Comoros

Cluster Munition Ban Policy

Last updated: 04 September 2020

Ten-Year Review: State Party Comoros ratified the convention on 28 July 2010. It has participated in meetings of the convention, but not since 2013. Comoros has voted in favor of key annual United Nations (UN) resolutions promoting the convention since 2015 and it has elaborated its views on important issues for the interpretation and implementation of the convention.

Comoros states that it has never used, produced, transferred, or stockpiled cluster munitions. It must provide a transparency report for the convention to formally confirm this cluster munition-free status.

Policy

The Union of Comoros signed the Convention on Cluster Munitions on 3 December 2008, ratified on 28 July 2010, and the convention entered into force for the country on 1 January 2011.

Comoros has not adopted national implementation legislation to enforce the convention’s provisions.[1]

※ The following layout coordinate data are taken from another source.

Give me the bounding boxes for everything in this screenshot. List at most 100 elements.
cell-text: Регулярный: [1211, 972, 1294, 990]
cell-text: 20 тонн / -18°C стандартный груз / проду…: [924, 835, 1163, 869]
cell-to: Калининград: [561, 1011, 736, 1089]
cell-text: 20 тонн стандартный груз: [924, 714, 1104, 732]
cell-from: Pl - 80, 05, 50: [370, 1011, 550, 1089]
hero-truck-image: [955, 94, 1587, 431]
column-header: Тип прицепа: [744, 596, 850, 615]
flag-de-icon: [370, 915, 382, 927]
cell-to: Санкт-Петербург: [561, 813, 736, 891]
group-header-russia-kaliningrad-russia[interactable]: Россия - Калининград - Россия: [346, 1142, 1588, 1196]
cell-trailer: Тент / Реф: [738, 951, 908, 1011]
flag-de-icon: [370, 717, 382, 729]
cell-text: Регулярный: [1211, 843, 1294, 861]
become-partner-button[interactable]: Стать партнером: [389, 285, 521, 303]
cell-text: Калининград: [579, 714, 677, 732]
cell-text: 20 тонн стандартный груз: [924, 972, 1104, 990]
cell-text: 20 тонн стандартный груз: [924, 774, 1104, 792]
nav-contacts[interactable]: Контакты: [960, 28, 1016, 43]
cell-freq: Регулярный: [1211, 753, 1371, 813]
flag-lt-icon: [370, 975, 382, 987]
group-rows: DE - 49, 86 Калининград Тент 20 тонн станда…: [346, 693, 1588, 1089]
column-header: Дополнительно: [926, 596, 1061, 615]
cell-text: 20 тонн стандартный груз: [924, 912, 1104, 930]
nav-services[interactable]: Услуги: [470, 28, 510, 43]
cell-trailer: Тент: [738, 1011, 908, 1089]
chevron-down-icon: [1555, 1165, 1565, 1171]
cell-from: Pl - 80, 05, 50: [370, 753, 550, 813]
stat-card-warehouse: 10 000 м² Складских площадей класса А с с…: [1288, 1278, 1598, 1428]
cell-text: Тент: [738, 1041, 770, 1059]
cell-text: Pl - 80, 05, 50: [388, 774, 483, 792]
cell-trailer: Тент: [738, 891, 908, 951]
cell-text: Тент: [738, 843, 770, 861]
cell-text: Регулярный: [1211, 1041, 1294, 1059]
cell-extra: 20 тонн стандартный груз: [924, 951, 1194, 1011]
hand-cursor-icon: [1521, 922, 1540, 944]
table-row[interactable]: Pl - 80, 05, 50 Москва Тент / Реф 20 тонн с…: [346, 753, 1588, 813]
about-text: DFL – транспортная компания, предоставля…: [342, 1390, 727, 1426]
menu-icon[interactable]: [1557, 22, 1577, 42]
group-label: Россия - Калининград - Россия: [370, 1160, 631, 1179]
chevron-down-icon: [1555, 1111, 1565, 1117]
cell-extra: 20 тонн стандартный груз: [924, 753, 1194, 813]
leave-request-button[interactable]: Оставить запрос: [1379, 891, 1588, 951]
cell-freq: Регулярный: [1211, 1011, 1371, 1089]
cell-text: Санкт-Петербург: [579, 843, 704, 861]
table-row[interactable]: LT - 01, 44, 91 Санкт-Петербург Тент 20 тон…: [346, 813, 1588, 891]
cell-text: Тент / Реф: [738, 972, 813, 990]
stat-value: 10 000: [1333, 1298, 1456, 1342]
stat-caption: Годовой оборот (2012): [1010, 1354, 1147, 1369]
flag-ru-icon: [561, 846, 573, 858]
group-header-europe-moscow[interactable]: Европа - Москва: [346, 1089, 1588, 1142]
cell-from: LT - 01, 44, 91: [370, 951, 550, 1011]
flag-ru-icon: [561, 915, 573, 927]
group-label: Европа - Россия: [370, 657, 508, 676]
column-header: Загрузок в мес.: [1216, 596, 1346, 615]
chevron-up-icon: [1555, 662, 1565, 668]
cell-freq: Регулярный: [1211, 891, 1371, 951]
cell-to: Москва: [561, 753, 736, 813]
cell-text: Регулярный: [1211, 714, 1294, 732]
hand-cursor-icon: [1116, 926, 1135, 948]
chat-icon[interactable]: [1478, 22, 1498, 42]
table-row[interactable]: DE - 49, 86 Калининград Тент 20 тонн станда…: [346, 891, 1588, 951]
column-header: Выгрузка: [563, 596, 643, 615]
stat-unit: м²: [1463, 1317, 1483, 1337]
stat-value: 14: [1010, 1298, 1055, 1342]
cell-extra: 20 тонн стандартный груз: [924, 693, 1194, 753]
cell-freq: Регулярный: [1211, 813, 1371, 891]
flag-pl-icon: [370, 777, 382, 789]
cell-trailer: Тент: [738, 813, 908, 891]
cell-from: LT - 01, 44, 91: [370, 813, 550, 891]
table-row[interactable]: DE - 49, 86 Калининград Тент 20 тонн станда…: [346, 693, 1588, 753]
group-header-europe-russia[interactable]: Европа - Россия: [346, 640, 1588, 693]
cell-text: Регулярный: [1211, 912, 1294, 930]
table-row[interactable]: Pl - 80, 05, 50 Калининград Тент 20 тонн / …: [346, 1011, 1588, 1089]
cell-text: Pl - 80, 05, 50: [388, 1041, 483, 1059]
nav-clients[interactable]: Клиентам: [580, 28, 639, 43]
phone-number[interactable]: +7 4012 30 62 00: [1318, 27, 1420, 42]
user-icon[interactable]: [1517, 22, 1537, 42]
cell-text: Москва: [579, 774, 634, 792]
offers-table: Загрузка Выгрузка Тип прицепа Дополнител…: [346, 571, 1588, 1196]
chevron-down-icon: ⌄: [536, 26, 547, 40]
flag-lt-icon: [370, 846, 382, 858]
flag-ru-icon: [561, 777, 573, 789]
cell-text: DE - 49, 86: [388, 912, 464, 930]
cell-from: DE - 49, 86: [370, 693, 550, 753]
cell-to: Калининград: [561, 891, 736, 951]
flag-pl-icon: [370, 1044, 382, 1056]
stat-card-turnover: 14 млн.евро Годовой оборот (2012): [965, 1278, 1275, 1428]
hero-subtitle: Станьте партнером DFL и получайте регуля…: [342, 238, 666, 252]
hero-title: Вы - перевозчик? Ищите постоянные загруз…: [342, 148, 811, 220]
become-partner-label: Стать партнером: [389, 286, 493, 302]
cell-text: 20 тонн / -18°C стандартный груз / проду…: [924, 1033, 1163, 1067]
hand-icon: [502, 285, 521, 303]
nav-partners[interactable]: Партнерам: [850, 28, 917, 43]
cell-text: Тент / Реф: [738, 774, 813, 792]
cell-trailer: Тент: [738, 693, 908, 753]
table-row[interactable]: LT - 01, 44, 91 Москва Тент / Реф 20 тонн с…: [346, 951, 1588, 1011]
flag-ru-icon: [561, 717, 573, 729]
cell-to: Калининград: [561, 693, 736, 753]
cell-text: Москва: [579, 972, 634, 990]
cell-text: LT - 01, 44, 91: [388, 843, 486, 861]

As of August 2020, Comoros still has not submitted its initial Article 7 transparency report for the Convention on Cluster Munitions, which was originally due by 30 June 2011.

Comoros participated in the Oslo Process that created the convention and advocated for the strongest possible text.[2]

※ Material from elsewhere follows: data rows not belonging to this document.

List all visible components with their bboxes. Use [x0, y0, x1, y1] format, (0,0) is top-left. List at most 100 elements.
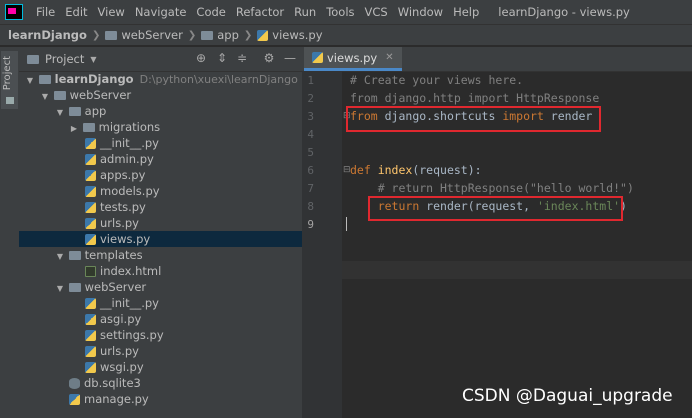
menu-tools[interactable]: Tools: [321, 5, 359, 19]
project-tool-tab-label: Project: [2, 56, 13, 91]
code-line-7[interactable]: # return HttpResponse("hello world!"): [350, 181, 690, 195]
code-unused-import: from django.http import HttpResponse: [350, 91, 600, 105]
tree-item-label: models.py: [100, 184, 160, 198]
tree-item-views-py[interactable]: views.py: [19, 231, 302, 247]
python-file-icon: [85, 346, 96, 357]
breadcrumb-app[interactable]: app: [217, 28, 239, 42]
code-comment: # Create your views here.: [350, 73, 524, 87]
breadcrumb-webserver[interactable]: webServer: [121, 28, 183, 42]
database-file-icon: [69, 378, 80, 389]
chevron-right-icon: ❯: [187, 29, 197, 41]
python-file-icon: [257, 29, 269, 41]
html-file-icon: [85, 266, 96, 277]
tree-item-label: views.py: [100, 232, 151, 246]
folder-icon: [68, 283, 81, 292]
menu-window[interactable]: Window: [393, 5, 448, 19]
tree-item-label: migrations: [98, 120, 161, 134]
tree-item-label: index.html: [100, 264, 162, 278]
tree-item-label: manage.py: [84, 392, 149, 406]
tree-item-path: D:\python\xuexi\learnDjango: [139, 73, 298, 86]
menu-edit[interactable]: Edit: [60, 5, 92, 19]
code-editor: views.py ✕ 1 2 3 4 5 6 7 8 9 ⊟ ⊟ # Creat…: [302, 47, 692, 418]
expand-all-icon[interactable]: ⇕: [215, 51, 229, 65]
editor-tabbar: views.py ✕: [302, 47, 692, 72]
line-number: 9: [307, 218, 314, 231]
gear-icon[interactable]: ⚙: [262, 51, 276, 65]
menu-vcs[interactable]: VCS: [360, 5, 393, 19]
pycharm-logo-icon: [5, 4, 23, 20]
project-panel: Project ▼ ⊕ ⇕ ≑ ⚙ — ▼ learnDjango D:\pyth…: [19, 47, 318, 418]
tree-item-label: webServer: [69, 88, 132, 102]
breadcrumb: learnDjango ❯ webServer ❯ app ❯ views.py: [0, 24, 692, 46]
menu-refactor[interactable]: Refactor: [231, 5, 289, 19]
tree-item-label: urls.py: [100, 344, 139, 358]
python-file-icon: [85, 298, 96, 309]
line-number: 5: [307, 146, 314, 159]
python-file-icon: [85, 154, 96, 165]
code-function-name: index: [370, 163, 413, 177]
code-line-1[interactable]: # Create your views here.: [350, 73, 690, 87]
tree-item-label: __init__.py: [100, 296, 159, 310]
chevron-right-icon: ❯: [243, 29, 253, 41]
line-number-gutter: 1 2 3 4 5 6 7 8 9: [302, 71, 342, 418]
line-number: 2: [307, 92, 314, 105]
breadcrumb-project[interactable]: learnDjango: [8, 28, 87, 42]
close-icon[interactable]: ✕: [385, 52, 393, 63]
python-file-icon: [85, 170, 96, 181]
menu-help[interactable]: Help: [448, 5, 484, 19]
text-cursor: [346, 217, 347, 231]
python-file-icon: [85, 314, 96, 325]
tree-item-label: settings.py: [100, 328, 164, 342]
code-line-6[interactable]: def index(request):: [350, 163, 690, 177]
line-number: 1: [307, 74, 314, 87]
folder-icon: [38, 75, 51, 84]
python-file-icon: [69, 394, 80, 405]
tree-item-webserver-package[interactable]: ▼ webServer: [19, 279, 338, 295]
folder-icon: [53, 91, 66, 100]
minimize-icon[interactable]: —: [283, 51, 297, 65]
collapse-all-icon[interactable]: ≑: [235, 51, 249, 65]
tree-item-app[interactable]: ▼ app: [19, 103, 338, 119]
tree-item-webserver[interactable]: ▼ webServer: [19, 87, 323, 103]
project-tool-tab[interactable]: Project: [1, 51, 18, 109]
python-file-icon: [85, 362, 96, 373]
python-file-icon: [312, 52, 323, 63]
python-file-icon: [85, 330, 96, 341]
folder-icon: [201, 30, 214, 40]
tree-item-templates[interactable]: ▼ templates: [19, 247, 338, 263]
folder-icon: [68, 107, 81, 116]
tree-item-label: wsgi.py: [100, 360, 144, 374]
dropdown-arrow-icon[interactable]: ▼: [90, 55, 96, 64]
line-number: 8: [307, 200, 314, 213]
current-line-highlight: [342, 261, 692, 279]
project-toolbar: Project ▼: [19, 47, 302, 72]
folder-icon: [68, 251, 81, 260]
tree-item-learndjango[interactable]: ▼ learnDjango D:\python\xuexi\learnDjango: [19, 71, 308, 87]
line-number: 7: [307, 182, 314, 195]
folder-icon: [6, 97, 14, 104]
tree-item-label: urls.py: [100, 216, 139, 230]
menu-run[interactable]: Run: [289, 5, 321, 19]
tree-item-label: db.sqlite3: [84, 376, 141, 390]
python-file-icon: [85, 138, 96, 149]
project-view-icon: [27, 54, 39, 64]
tree-item-label: templates: [84, 248, 143, 262]
crosshair-locate-icon[interactable]: ⊕: [194, 51, 208, 65]
chevron-right-icon: ❯: [91, 29, 101, 41]
menu-file[interactable]: File: [31, 5, 60, 19]
menu-navigate[interactable]: Navigate: [130, 5, 192, 19]
code-line-2[interactable]: from django.http import HttpResponse: [350, 91, 690, 105]
code-params: (request):: [412, 163, 482, 177]
window-title: learnDjango - views.py: [498, 5, 630, 19]
breadcrumb-file[interactable]: views.py: [272, 28, 322, 42]
python-file-icon: [85, 202, 96, 213]
code-comment: # return HttpResponse("hello world!"): [350, 181, 634, 195]
menu-code[interactable]: Code: [191, 5, 230, 19]
tool-window-strip: Project: [0, 47, 20, 418]
folder-icon: [105, 30, 118, 40]
menu-view[interactable]: View: [93, 5, 130, 19]
line-number: 4: [307, 128, 314, 141]
project-panel-title[interactable]: Project: [45, 52, 84, 66]
watermark: CSDN @Daguai_upgrade: [462, 386, 673, 406]
tab-views-py[interactable]: views.py ✕: [304, 47, 402, 71]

Comoros participated in the convention’s Meetings of States Parties in 2011–2013, but none since then.

In December 2019, Comoros voted in favor of a UN General Assembly (UNGA) resolution promoting implementation of the Convention on Cluster Munitions.[3] Comoros has voted in favor of the annual UNGA resolution on the convention since it was first introduced in 2015.

Comoros has voted in favor of UNGA resolutions condemning the use of cluster munitions in Syria, most recently in December 2019.[4]

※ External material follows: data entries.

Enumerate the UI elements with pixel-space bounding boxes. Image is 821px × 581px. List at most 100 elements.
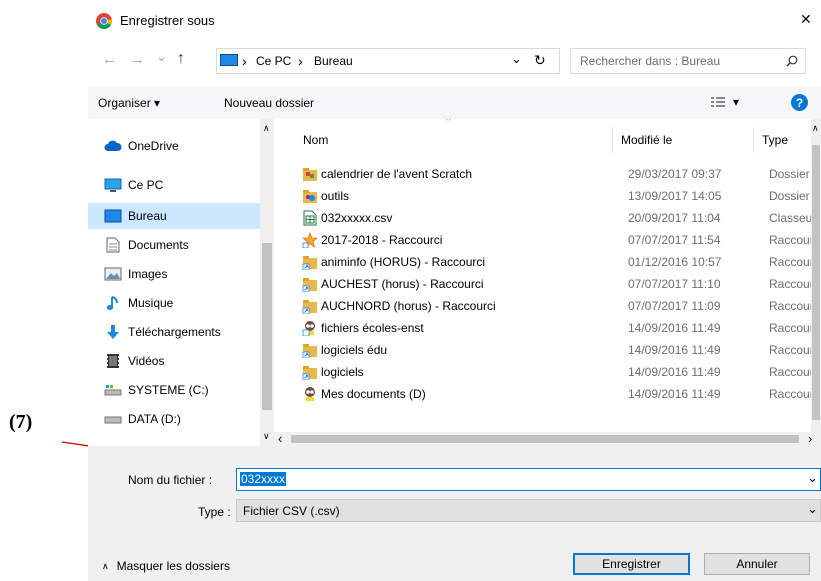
scroll-up-arrow-icon[interactable]: ∧	[263, 123, 270, 134]
window-title: Enregistrer sous	[120, 13, 215, 28]
document-icon	[104, 237, 122, 253]
type-dropdown-icon[interactable]: ⌄	[807, 501, 818, 517]
view-options-icon[interactable]	[711, 97, 725, 108]
sidebar-item-systeme-c[interactable]: SYSTEME (C:)	[88, 377, 260, 403]
search-box[interactable]: Rechercher dans : Bureau	[570, 48, 806, 74]
shortcut-icon	[302, 344, 317, 358]
close-icon[interactable]: ✕	[800, 11, 812, 28]
table-row[interactable]: 2017-2018 - Raccourci 07/07/2017 11:54 R…	[299, 229, 819, 251]
table-row[interactable]: fichiers écoles-enst 14/09/2016 11:49 Ra…	[299, 317, 819, 339]
view-dropdown-icon[interactable]: ▾	[733, 95, 739, 109]
up-button[interactable]: ↑	[177, 50, 185, 68]
table-row[interactable]: animinfo (HORUS) - Raccourci 01/12/2016 …	[299, 251, 819, 273]
back-button[interactable]: ←	[102, 51, 117, 68]
file-date: 14/09/2016 11:49	[628, 343, 721, 357]
sidebar-item-label: OneDrive	[128, 139, 179, 153]
file-name: logiciels édu	[321, 343, 388, 357]
file-type: Dossier	[769, 167, 810, 181]
filename-field[interactable]: 032xxxx ⌄	[236, 468, 821, 491]
file-name: AUCHEST (horus) - Raccourci	[321, 277, 484, 291]
file-name: logiciels	[321, 365, 364, 379]
shortcut-icon	[302, 366, 317, 380]
save-button[interactable]: Enregistrer	[573, 553, 690, 575]
sidebar-item-telechargements[interactable]: Téléchargements	[88, 319, 260, 345]
sidebar-item-videos[interactable]: Vidéos	[88, 348, 260, 374]
desktop-icon	[104, 208, 122, 224]
column-header-modified[interactable]: Modifié le	[621, 133, 672, 147]
sidebar-item-data-d[interactable]: DATA (D:)	[88, 406, 260, 432]
sidebar-item-documents[interactable]: Documents	[88, 232, 260, 258]
filename-input[interactable]: 032xxxx	[240, 472, 287, 486]
type-select[interactable]: Fichier CSV (.csv) ⌄	[236, 499, 821, 522]
sidebar-item-label: Vidéos	[128, 354, 165, 368]
file-date: 20/09/2017 11:04	[628, 211, 721, 225]
file-date: 07/07/2017 11:10	[628, 277, 721, 291]
recent-locations-button[interactable]: ⌄	[156, 49, 167, 65]
file-date: 14/09/2016 11:49	[628, 387, 721, 401]
file-date: 14/09/2016 11:49	[628, 321, 721, 335]
form-area: Nom du fichier : 032xxxx ⌄ Type : Fichie…	[88, 446, 821, 581]
sidebar-item-label: Images	[128, 267, 168, 281]
sidebar-item-images[interactable]: Images	[88, 261, 260, 287]
star-shortcut-icon	[302, 232, 318, 248]
scroll-down-arrow-icon[interactable]: ∨	[263, 431, 270, 442]
toolbar: Organiser ▾ Nouveau dossier ▾ ?	[88, 87, 821, 119]
column-header-type[interactable]: Type	[762, 133, 788, 147]
scroll-up-arrow-icon[interactable]: ∧	[812, 123, 819, 134]
sidebar-item-label: DATA (D:)	[128, 412, 181, 426]
cloud-icon	[104, 138, 122, 154]
table-row[interactable]: logiciels 14/09/2016 11:49 Raccourci	[299, 361, 819, 383]
csv-file-icon	[303, 210, 317, 226]
system-drive-icon	[104, 382, 122, 398]
cancel-button[interactable]: Annuler	[704, 553, 810, 575]
table-row[interactable]: outils 13/09/2017 14:05 Dossier	[299, 185, 819, 207]
search-input[interactable]: Rechercher dans : Bureau	[580, 54, 720, 68]
table-row[interactable]: AUCHNORD (horus) - Raccourci 07/07/2017 …	[299, 295, 819, 317]
address-bar[interactable]: › Ce PC › Bureau ⌄ ↻	[216, 48, 560, 74]
music-icon	[104, 295, 122, 311]
sidebar-scroll-thumb[interactable]	[262, 243, 272, 410]
new-folder-button[interactable]: Nouveau dossier	[224, 96, 314, 110]
sidebar-scrollbar[interactable]: ∧ ∨	[260, 119, 274, 446]
breadcrumb-bureau[interactable]: Bureau	[314, 54, 353, 68]
filename-label: Nom du fichier :	[128, 473, 213, 487]
file-name: 2017-2018 - Raccourci	[321, 233, 443, 247]
breadcrumb-sep: ›	[298, 53, 303, 69]
shortcut-icon	[302, 300, 317, 314]
help-icon[interactable]: ?	[791, 94, 808, 111]
character-shortcut-icon	[305, 387, 315, 401]
filelist-horizontal-scrollbar[interactable]: ‹ ›	[274, 431, 821, 446]
address-dropdown-icon[interactable]: ⌄	[511, 51, 522, 67]
file-rows: calendrier de l'avent Scratch 29/03/2017…	[299, 163, 819, 433]
refresh-icon[interactable]: ↻	[534, 52, 546, 69]
scroll-right-arrow-icon[interactable]: ›	[808, 431, 812, 446]
table-row[interactable]: calendrier de l'avent Scratch 29/03/2017…	[299, 163, 819, 185]
filelist-hscroll-thumb[interactable]	[291, 435, 799, 443]
folder-icon	[303, 168, 317, 181]
file-date: 01/12/2016 10:57	[628, 255, 722, 269]
table-row[interactable]: AUCHEST (horus) - Raccourci 07/07/2017 1…	[299, 273, 819, 295]
file-type: Classeur	[769, 211, 817, 225]
sidebar-item-ce-pc[interactable]: Ce PC	[88, 172, 260, 198]
filelist-vertical-scrollbar[interactable]: ∧	[811, 119, 821, 432]
forward-button[interactable]: →	[130, 51, 145, 68]
breadcrumb-ce-pc[interactable]: Ce PC	[256, 54, 291, 68]
scroll-left-arrow-icon[interactable]: ‹	[278, 431, 282, 446]
sort-arrow-icon: ^	[446, 119, 451, 127]
drive-icon	[104, 411, 122, 427]
table-row[interactable]: logiciels édu 14/09/2016 11:49 Raccourci	[299, 339, 819, 361]
sidebar-item-bureau[interactable]: Bureau	[88, 203, 260, 229]
hide-folders-label: Masquer les dossiers	[116, 559, 230, 573]
organize-button[interactable]: Organiser ▾	[98, 96, 160, 110]
search-icon[interactable]	[786, 55, 798, 67]
column-header-name[interactable]: Nom	[303, 133, 328, 147]
filename-dropdown-icon[interactable]: ⌄	[807, 470, 818, 486]
sidebar-item-onedrive[interactable]: OneDrive	[88, 133, 260, 159]
table-row[interactable]: Mes documents (D) 14/09/2016 11:49 Racco…	[299, 383, 819, 405]
table-row[interactable]: 032xxxxx.csv 20/09/2017 11:04 Classeur	[299, 207, 819, 229]
hide-folders-toggle[interactable]: ∧ Masquer les dossiers	[102, 559, 230, 573]
filelist-scroll-thumb[interactable]	[812, 145, 820, 420]
sidebar-item-label: Ce PC	[128, 178, 164, 192]
shortcut-icon	[302, 278, 317, 292]
sidebar-item-musique[interactable]: Musique	[88, 290, 260, 316]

With respect to the prohibition on transit of cluster munitions through the territory of a State Party, Comoros has stated, “we cannot tolerate any form of transit, even from states which have not signed the convention.”[5]

Comoros has not elaborated its views on other important issues relating to the convention’s interpretation and implementation, such as the prohibition on foreign stockpiling and assistance with prohibited acts in joint military operations, and the prohibition on investing in cluster munition production.

Comoros is a State Party to the Mine Ban Treaty. It is not party to the Convention on Conventional Weapons.

Use, production, transfer, and stockpiling

Comoros has stated that it has never used, produced, transferred, or stockpiled cluster munitions.[6] It must provide an Article 7 transparency report for the convention to confirm its cluster munition-free status.



[1] Legislation to ratify the convention was approved by the Federal Assembly on 9 June 2010 (Law No. 10-OOS/AU) and signed into law by the president 10 days later (Presidential Decree No. 10-078/PR). Letter No. 261/07/MP/NY-10 from Mohamed El-Marouf, Chargé d’Affaires, Permanent Mission of the Union of Comoros to the UN in New York, 26 July 2010.

[2] For details on Comoros’ cluster munition policy and practice up to early 2009, see Human Rights Watch (HRW) and Landmine Action, Banning Cluster Munitions: Government Policy and Practice (Ottawa: Mines Action Canada, May 2009), p. 60.

[3]Implementation of the Convention on Cluster Munitions,” UNGA Resolution 74/62, 12 December 2019.

[4]Situation of human rights in the Syrian Arab Republic,” UNGA Resolution 74/169, 18 December 2019. Comoros voted in favor of similar resolutions during 2013–2018.

[5] Email from Bourhane Mirhane, Ministry of External Affairs, 18 April 2011.

[6] Interview with Mohamed El-Marouf, Permanent Mission of the Union of Comoros to the UN in New York, in Pretoria, 25 March 2010.


Mine Ban Policy

Last updated: 18 December 2019

Policy

The Islamic Republic of the Comoros acceded to the Mine Ban Treaty on 19 September 2002, becoming a State Party on 1 March 2003. Legislation to enforce the antipersonnel mine prohibition domestically has not been enacted.

Comoros has not attended any recent meetings of the treaty, including the Third Review Conference in Maputo in June 2014. Comoros submitted its initial Mine Ban Treaty Article 7 report on 20 April 2003 and a subsequent report on 24 June 2004, but has not since provided annual updates.

On 5 December 2018, Comoros voted in favor of UN General Assembly Resolution 73/61 promoting universalization and implementation of the convention.[1]

Comoros is not party to the Convention on Conventional Weapons. Comoros is party to the Convention on Cluster Munitions.

Comoros has never used, produced, imported, exported, or stockpiled antipersonnel mines, including for training purposes.



[1] “Implementation of the Convention on the Prohibition of the Use, Stockpiling, Production and Transfer of Anti-Personnel Mines and on Their Destruction,” UNGA Resolution 73/61, 5 December 2018.